See the below for a diagram of how this error can occur:

SNAPSHOT (1) ─> UPDATE (2) ─> UPDATE (3)      ─> UPDATE (4) ─> UPDATE (5)
                   |          (last processed                  (branch's previous
                   |            transaction)                     HEAD, now orphan)
                   |
                   └─> UPDATE (6) --> UPDATE (7, branch's current HEAD)

Here the processed transaction range is (1) — (5), the current branch's HEAD points at (7), and the current view consists of transactions (1), (2), (6), and (7).

This is an inconsistent state because not all processed transactions are upstream of the branch’s HEAD: indeed (3) is not. In other words, the previous HEAD (3) no longer is part of the current view, hence why Catalog:TransactionNotInView is thrown.

Error: Catalog:InconsistentBranchesOrder

The other Catalog error that can be thrown is Catalog:InconsistentBranchesOrder, when the last processed transaction (prevTransaction) is greater than the branch HEAD (endTransaction). This can happen if the HEAD of the dataset is moved to a transaction before the previous transaction.
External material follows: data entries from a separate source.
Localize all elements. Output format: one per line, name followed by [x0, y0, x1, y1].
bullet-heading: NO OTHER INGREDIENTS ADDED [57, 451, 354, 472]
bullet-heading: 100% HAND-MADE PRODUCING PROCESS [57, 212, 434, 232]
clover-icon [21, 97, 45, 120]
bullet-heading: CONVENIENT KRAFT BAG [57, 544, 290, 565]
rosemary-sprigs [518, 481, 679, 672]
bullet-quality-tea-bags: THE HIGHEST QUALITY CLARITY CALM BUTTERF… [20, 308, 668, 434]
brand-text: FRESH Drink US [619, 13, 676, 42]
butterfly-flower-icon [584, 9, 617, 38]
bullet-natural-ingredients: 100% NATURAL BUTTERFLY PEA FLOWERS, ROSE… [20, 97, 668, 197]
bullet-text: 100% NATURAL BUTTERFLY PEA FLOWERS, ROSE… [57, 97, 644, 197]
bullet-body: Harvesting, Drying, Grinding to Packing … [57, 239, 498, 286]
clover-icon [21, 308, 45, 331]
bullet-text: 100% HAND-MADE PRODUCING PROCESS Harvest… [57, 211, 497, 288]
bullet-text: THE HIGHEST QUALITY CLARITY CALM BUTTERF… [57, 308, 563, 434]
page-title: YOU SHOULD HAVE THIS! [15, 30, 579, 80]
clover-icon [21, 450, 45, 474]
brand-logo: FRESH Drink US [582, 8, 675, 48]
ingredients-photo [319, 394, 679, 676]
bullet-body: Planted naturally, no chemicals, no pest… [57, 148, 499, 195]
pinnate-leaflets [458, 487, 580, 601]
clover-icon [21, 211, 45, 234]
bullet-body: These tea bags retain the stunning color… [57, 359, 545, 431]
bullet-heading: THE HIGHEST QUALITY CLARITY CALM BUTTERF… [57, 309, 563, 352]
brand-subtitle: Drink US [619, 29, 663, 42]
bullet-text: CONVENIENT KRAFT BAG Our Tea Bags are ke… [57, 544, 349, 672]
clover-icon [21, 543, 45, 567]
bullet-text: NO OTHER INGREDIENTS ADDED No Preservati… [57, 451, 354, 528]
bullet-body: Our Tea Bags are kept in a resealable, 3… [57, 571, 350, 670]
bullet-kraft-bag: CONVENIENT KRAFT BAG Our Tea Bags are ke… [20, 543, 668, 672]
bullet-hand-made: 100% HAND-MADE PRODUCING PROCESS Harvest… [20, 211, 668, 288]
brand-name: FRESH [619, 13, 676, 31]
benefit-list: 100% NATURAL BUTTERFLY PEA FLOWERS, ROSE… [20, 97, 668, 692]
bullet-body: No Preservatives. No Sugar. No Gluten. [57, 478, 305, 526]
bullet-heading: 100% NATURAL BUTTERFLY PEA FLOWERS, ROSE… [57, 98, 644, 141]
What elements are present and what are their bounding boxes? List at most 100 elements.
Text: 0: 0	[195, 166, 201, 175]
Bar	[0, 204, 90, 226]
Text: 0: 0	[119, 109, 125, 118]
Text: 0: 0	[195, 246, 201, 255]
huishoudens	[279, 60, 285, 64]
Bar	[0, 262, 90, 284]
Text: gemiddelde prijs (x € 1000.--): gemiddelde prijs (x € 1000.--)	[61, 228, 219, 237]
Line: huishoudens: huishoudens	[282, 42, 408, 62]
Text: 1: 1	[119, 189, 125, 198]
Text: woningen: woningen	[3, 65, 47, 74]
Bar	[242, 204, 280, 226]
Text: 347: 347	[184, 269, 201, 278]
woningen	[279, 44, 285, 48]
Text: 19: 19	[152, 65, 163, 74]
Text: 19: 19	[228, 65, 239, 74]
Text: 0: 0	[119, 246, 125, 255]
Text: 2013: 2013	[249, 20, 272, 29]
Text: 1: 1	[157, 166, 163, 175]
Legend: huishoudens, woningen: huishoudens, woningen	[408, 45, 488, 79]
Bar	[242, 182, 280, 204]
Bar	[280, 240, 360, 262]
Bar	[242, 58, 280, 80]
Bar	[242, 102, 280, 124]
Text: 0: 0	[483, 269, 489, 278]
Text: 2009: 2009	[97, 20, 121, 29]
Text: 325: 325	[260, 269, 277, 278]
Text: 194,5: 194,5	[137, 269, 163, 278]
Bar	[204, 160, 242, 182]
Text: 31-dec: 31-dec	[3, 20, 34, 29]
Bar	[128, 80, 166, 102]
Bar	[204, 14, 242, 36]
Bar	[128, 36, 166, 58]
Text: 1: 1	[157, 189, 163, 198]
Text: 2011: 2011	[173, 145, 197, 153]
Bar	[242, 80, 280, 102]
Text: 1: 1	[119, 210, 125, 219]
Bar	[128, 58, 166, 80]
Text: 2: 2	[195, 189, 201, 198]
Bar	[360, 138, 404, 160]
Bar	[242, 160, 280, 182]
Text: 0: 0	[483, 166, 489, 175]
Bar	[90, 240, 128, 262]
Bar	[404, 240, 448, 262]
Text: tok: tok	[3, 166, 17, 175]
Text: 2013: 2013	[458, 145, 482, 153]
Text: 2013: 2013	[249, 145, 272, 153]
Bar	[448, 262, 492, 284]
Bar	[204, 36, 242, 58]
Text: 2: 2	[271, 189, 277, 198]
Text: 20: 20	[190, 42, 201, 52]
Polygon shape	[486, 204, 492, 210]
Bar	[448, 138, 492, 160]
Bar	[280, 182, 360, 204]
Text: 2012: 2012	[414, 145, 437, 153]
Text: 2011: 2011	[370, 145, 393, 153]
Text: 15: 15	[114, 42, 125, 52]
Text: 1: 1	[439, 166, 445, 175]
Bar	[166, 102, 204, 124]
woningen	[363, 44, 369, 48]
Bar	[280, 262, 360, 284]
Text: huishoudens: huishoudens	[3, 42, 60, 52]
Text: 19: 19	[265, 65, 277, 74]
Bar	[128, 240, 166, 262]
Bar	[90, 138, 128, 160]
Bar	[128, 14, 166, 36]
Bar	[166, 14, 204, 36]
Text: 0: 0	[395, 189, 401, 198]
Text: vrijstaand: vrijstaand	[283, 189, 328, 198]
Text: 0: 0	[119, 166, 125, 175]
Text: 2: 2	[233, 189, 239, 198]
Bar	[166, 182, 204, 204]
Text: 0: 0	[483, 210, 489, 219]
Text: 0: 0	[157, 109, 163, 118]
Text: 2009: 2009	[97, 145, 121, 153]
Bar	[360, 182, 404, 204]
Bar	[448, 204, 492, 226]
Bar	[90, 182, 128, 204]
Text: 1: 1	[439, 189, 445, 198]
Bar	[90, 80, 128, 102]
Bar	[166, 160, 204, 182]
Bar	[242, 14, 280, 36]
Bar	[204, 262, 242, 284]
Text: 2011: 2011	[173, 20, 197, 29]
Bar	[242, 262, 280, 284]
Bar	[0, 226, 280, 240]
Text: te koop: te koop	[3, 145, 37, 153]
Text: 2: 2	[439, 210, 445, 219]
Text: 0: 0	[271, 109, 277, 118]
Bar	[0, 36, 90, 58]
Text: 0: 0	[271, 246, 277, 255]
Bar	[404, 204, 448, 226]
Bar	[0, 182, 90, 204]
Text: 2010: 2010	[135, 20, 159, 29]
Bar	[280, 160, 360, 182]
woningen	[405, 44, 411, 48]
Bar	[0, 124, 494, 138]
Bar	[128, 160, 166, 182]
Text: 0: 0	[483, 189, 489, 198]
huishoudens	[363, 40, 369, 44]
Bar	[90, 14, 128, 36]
See the below for a diagram of how this error can occur:

SNAPSHOT (1) --> UPDATE (2) --> UPDATE (3) --> UPDATE (4) --> UPDATE (5)
                                   |                             |
                               Current HEAD            Last processed transaction

Remediation of errors

A branch’s HEAD can change for two reasons:

  • A user knowingly updated the branch’s HEAD using Catalog endpoints.
  • Some transactions were not committed through a transform job. For example, when you merge branches in Code Workbook, the dataset is also “merged”.
  • However, transactions on Code Workbook datasets are always SNAPSHOT, so they cannot lead to an inconsistent state.

In order to remediate this, you will need to either:

  • Run the transform as a snapshot; for example, by bumping the semantic version. This starts a new dataset view, thereby resetting the incremental check mentioned above.
  • Manually update the branch’s HEAD to point at a transaction which is downstream of the already-processed range. This must be done using the updateBranch2 endpoint with the latest processed transaction as the parentRef. Note that we only recommend the use of this endpoint for experienced users.